【问题标题】:Extracting data from script tag using BeautifulSoup in Python在 Python 中使用 BeautifulSoup 从脚本标签中提取数据
【发布时间】:2018-06-10 08:58:30
【问题描述】:

我想在 Python 中使用 BeautifulSoup 从“脚本”标签中的代码中提取“SNG_TITLE”和“ART_NAME”值。 (整个脚本太长,无法粘贴)

<script>window.__DZR_APP_STATE__ = {"TAB":{"loved":{"data":[{"SNG_ID":"126884459","PRODUCT_TRACK_ID":"360276641","UPLOAD_ID":0,"SNG_TITLE":"Heathens","ART_ID":"647650","PROVIDER_ID":"3","ART_NAME":"Twenty One Pilots","ARTISTS":[{"ART_ID":"647650","ROLE_ID":"0","ARTISTS_SONGS_ORDER":"1","ART_NAME":"Twenty One Pilots","ART_PICTURE":"259dcf52853363d79753ec301377645d","SMARTRADIO":"1","RANK":"487762","LOCALES":[],"__TYPE__":"artist"}],"ALB_ID":"13371165","ALB_TITLE":"Heathens","TYPE":0,"MD5_ORIGIN":"5cea723b83af1ff0a62d65d334b978d4","VIDEO":false,"DURATION":"195","ALB_PICTURE":"3dfc8c9e406cf1bba8ce0695a44a9b7e","ART_PICTURE":"259dcf52853363d79753ec301377645d","RANK_SNG":"967143","SMARTRADIO":"1","FILESIZE_AAC_64":0,"FILESIZE_MP3_64":"0","FILESIZE_MP3_128":"3135946","FILESIZE_MP3_256":0,"FILESIZE_MP3_320":"7839868","FILESIZE_FLAC":"21777150","FILESIZE":"3135946","GAIN":"-12","MEDIA_VERSION":"4","DISK_NUMBER":"1","TRACK_NUMBER":"1","VERSION":"","EXPLICIT_LYRICS":"0","RIGHTS":{"STREAM_ADS_AVAILABLE":true,"STREAM_ADS":"2000-01-01","STREAM_SUB_AVAILABLE":true,"STREAM_SUB":"2000-01-01"},"ISRC":"USAT21601930","DATE_ADD":1497886149,"HIERARCHICAL_TITLE":"","SNG_CONTRIBUTORS":{"mainartist":["Twenty One Pilots"],"engineer":["Adam Hawkins"],"mixer":["Adam Hawkins"],"masterer":["Chris Gehringer"],"drums":["Josh Dun"],"producer":["Mike Elizondo","Tyler Joseph"],"programmer":["Mike Elizondo","Tyler Joseph"],"vocals":["Tyler Joseph"],"writer":["Tyler Joseph"]},"LYRICS_ID":30553991,"__TYPE__":"song"},{"SNG_ID":"99976952","PRODUCT_TRACK_ID":"171067651","UPLOAD_ID":0,"SNG_TITLE":"Stressed Out","ART_ID":"647650","PROVIDER_ID":"3","ART_NAME":"Twenty One Pilots","ARTISTS":[{"ART_ID":"647650","ROLE_ID":"0","ARTISTS_SONGS_ORDER":"1","ART_NAME":"Twenty One Pilots", ...</script>

代码的想法是打印出用户名、可以在给定页面上找到的所有歌曲和艺术家姓名。

import requests
from bs4 import BeautifulSoup

base_url = 'https://www.deezer.com/en/profile/1589856782/loved'

r = requests.get(base_url)

soup = BeautifulSoup(r.text, 'html.parser')

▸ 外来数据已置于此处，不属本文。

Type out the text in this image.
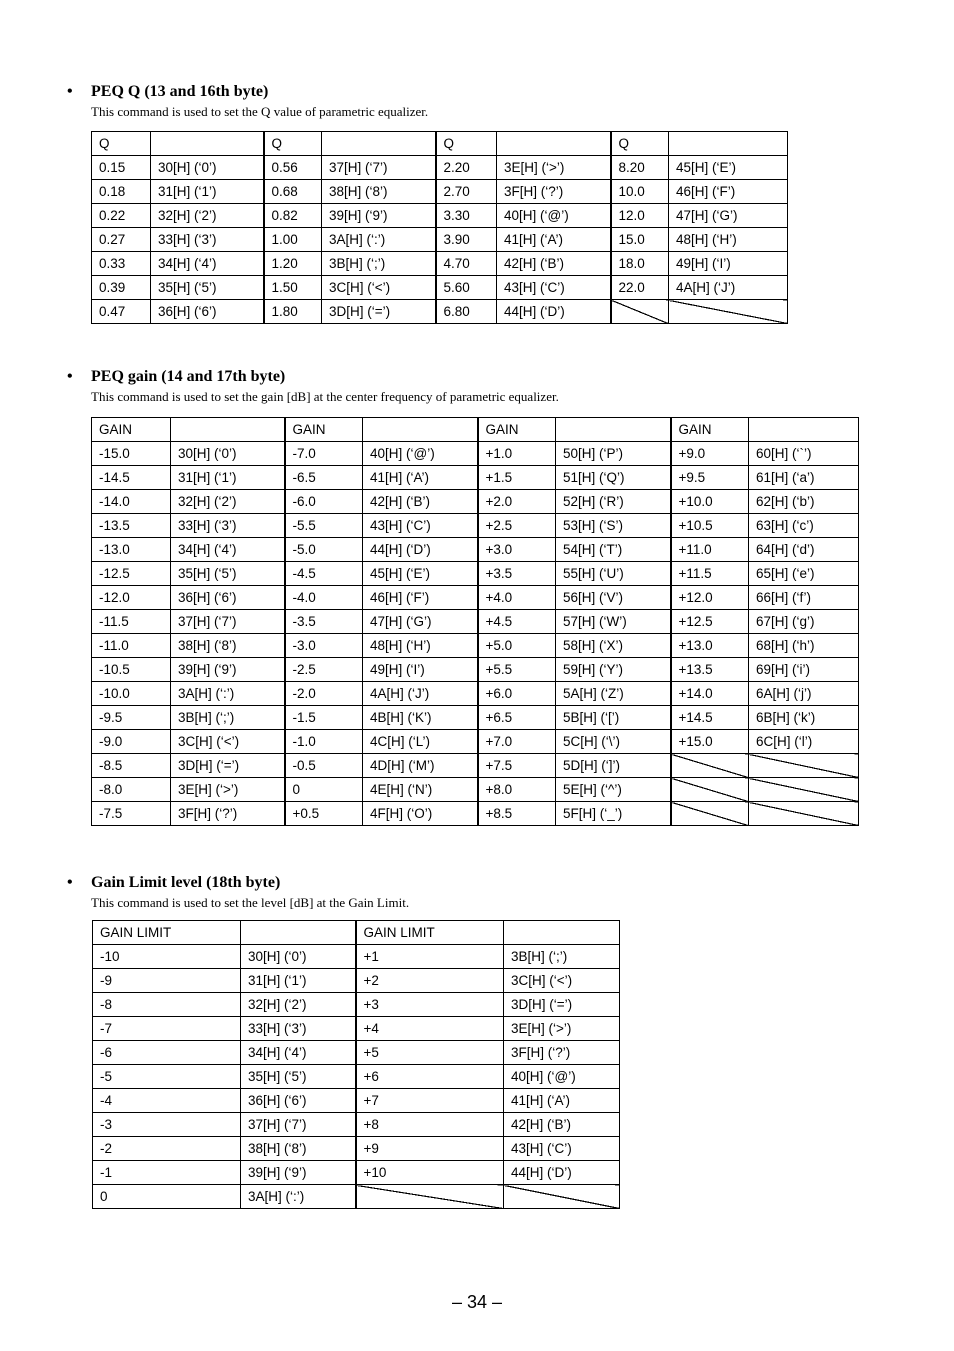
• PEQ Q (13 and 16th byte)
This command is used to set the Q value of parametric equalizer.
Q		Q		Q		Q	
0.15	30[H] (‘0’)	0.56	37[H] (‘7’)	2.20	3E[H] (‘>’)	8.20	45[H] (‘E’)
0.18	31[H] (‘1’)	0.68	38[H] (‘8’)	2.70	3F[H] (‘?’)	10.0	46[H] (‘F’)
0.22	32[H] (‘2’)	0.82	39[H] (‘9’)	3.30	40[H] (‘@’)	12.0	47[H] (‘G’)
0.27	33[H] (‘3’)	1.00	3A[H] (‘:’)	3.90	41[H] (‘A’)	15.0	48[H] (‘H’)
0.33	34[H] (‘4’)	1.20	3B[H] (‘;’)	4.70	42[H] (‘B’)	18.0	49[H] (‘I’)
0.39	35[H] (‘5’)	1.50	3C[H] (‘<’)	5.60	43[H] (‘C’)	22.0	4A[H] (‘J’)
0.47	36[H] (‘6’)	1.80	3D[H] (‘=’)	6.80	44[H] (‘D’)		
• PEQ gain (14 and 17th byte)
This command is used to set the gain [dB] at the center frequency of parametric equalizer.
GAIN		GAIN		GAIN		GAIN	
-15.0	30[H] (‘0’)	-7.0	40[H] (‘@’)	+1.0	50[H] (‘P’)	+9.0	60[H] (‘`’)
-14.5	31[H] (‘1’)	-6.5	41[H] (‘A’)	+1.5	51[H] (‘Q’)	+9.5	61[H] (‘a’)
-14.0	32[H] (‘2’)	-6.0	42[H] (‘B’)	+2.0	52[H] (‘R’)	+10.0	62[H] (‘b’)
-13.5	33[H] (‘3’)	-5.5	43[H] (‘C’)	+2.5	53[H] (‘S’)	+10.5	63[H] (‘c’)
-13.0	34[H] (‘4’)	-5.0	44[H] (‘D’)	+3.0	54[H] (‘T’)	+11.0	64[H] (‘d’)
-12.5	35[H] (‘5’)	-4.5	45[H] (‘E’)	+3.5	55[H] (‘U’)	+11.5	65[H] (‘e’)
-12.0	36[H] (‘6’)	-4.0	46[H] (‘F’)	+4.0	56[H] (‘V’)	+12.0	66[H] (‘f’)
-11.5	37[H] (‘7’)	-3.5	47[H] (‘G’)	+4.5	57[H] (‘W’)	+12.5	67[H] (‘g’)
-11.0	38[H] (‘8’)	-3.0	48[H] (‘H’)	+5.0	58[H] (‘X’)	+13.0	68[H] (‘h’)
-10.5	39[H] (‘9’)	-2.5	49[H] (‘I’)	+5.5	59[H] (‘Y’)	+13.5	69[H] (‘i’)
-10.0	3A[H] (‘:’)	-2.0	4A[H] (‘J’)	+6.0	5A[H] (‘Z’)	+14.0	6A[H] (‘j’)
-9.5	3B[H] (‘;’)	-1.5	4B[H] (‘K’)	+6.5	5B[H] (‘[’)	+14.5	6B[H] (‘k’)
-9.0	3C[H] (‘<’)	-1.0	4C[H] (‘L’)	+7.0	5C[H] (‘\’)	+15.0	6C[H] (‘l’)
-8.5	3D[H] (‘=’)	-0.5	4D[H] (‘M’)	+7.5	5D[H] (‘]’)		
-8.0	3E[H] (‘>’)	0	4E[H] (‘N’)	+8.0	5E[H] (‘^’)		
-7.5	3F[H] (‘?’)	+0.5	4F[H] (‘O’)	+8.5	5F[H] (‘_’)		
• Gain Limit level (18th byte)
This command is used to set the level [dB] at the Gain Limit.
GAIN LIMIT		GAIN LIMIT	
-10	30[H] (‘0’)	+1	3B[H] (‘;’)
-9	31[H] (‘1’)	+2	3C[H] (‘<’)
-8	32[H] (‘2’)	+3	3D[H] (‘=’)
-7	33[H] (‘3’)	+4	3E[H] (‘>’)
-6	34[H] (‘4’)	+5	3F[H] (‘?’)
-5	35[H] (‘5’)	+6	40[H] (‘@’)
-4	36[H] (‘6’)	+7	41[H] (‘A’)
-3	37[H] (‘7’)	+8	42[H] (‘B’)
-2	38[H] (‘8’)	+9	43[H] (‘C’)
-1	39[H] (‘9’)	+10	44[H] (‘D’)
0	3A[H] (‘:’)		
– 34 –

user_name = soup.find(class_='user-name')
print(user_name.text)

这会打印用户名。

for script in soup.find_all('script'):
    print(script.contents) 

如果我理解正确的话,我需要的脚本是一个字典,所以我只需要找到它并获取它的内容。问题是我不知道如何专门找到正是这个“脚本”。它没有任何属性或任何使其独特的东西。所以我尝试了一个循环来查找页面上的所有脚本并打印出它们的内容,但不知道如何进一步进行。

如何在页面上只找到这个特定的“脚本”?我可以通过其他方式访问这些值吗?

【问题讨论】:

  • 您是否要提取其中包含“window.__DZR_APP_STATE__”的脚本元素?
  • 计算代码中的脚本 - 它们不会改变位置 - 并使用索引来获得正确的 - 即。第三个脚本soup.find_all('script')[2]
  • 顺便说一句:脚本是普通字符串,因此您可以使用标准字符串函数来检查它 - 即if "loved" in script.contents:

标签: python beautifulsoup deezer


【解决方案1】:

脚本不会更改代码中的位置,因此您可以计算它们并使用索引来获取正确的脚本。

all_scripts[6]

脚本是普通字符串,因此您也可以使用标准字符串函数,即。

if '{"loved"' in script.text:

两种方法的代码 - 我使用[:100] 只显示字符串的一部分。

import requests
from bs4 import BeautifulSoup

base_url = 'https://www.deezer.com/en/profile/1589856782/loved'

r = requests.get(base_url)

soup = BeautifulSoup(r.text, 'html.parser')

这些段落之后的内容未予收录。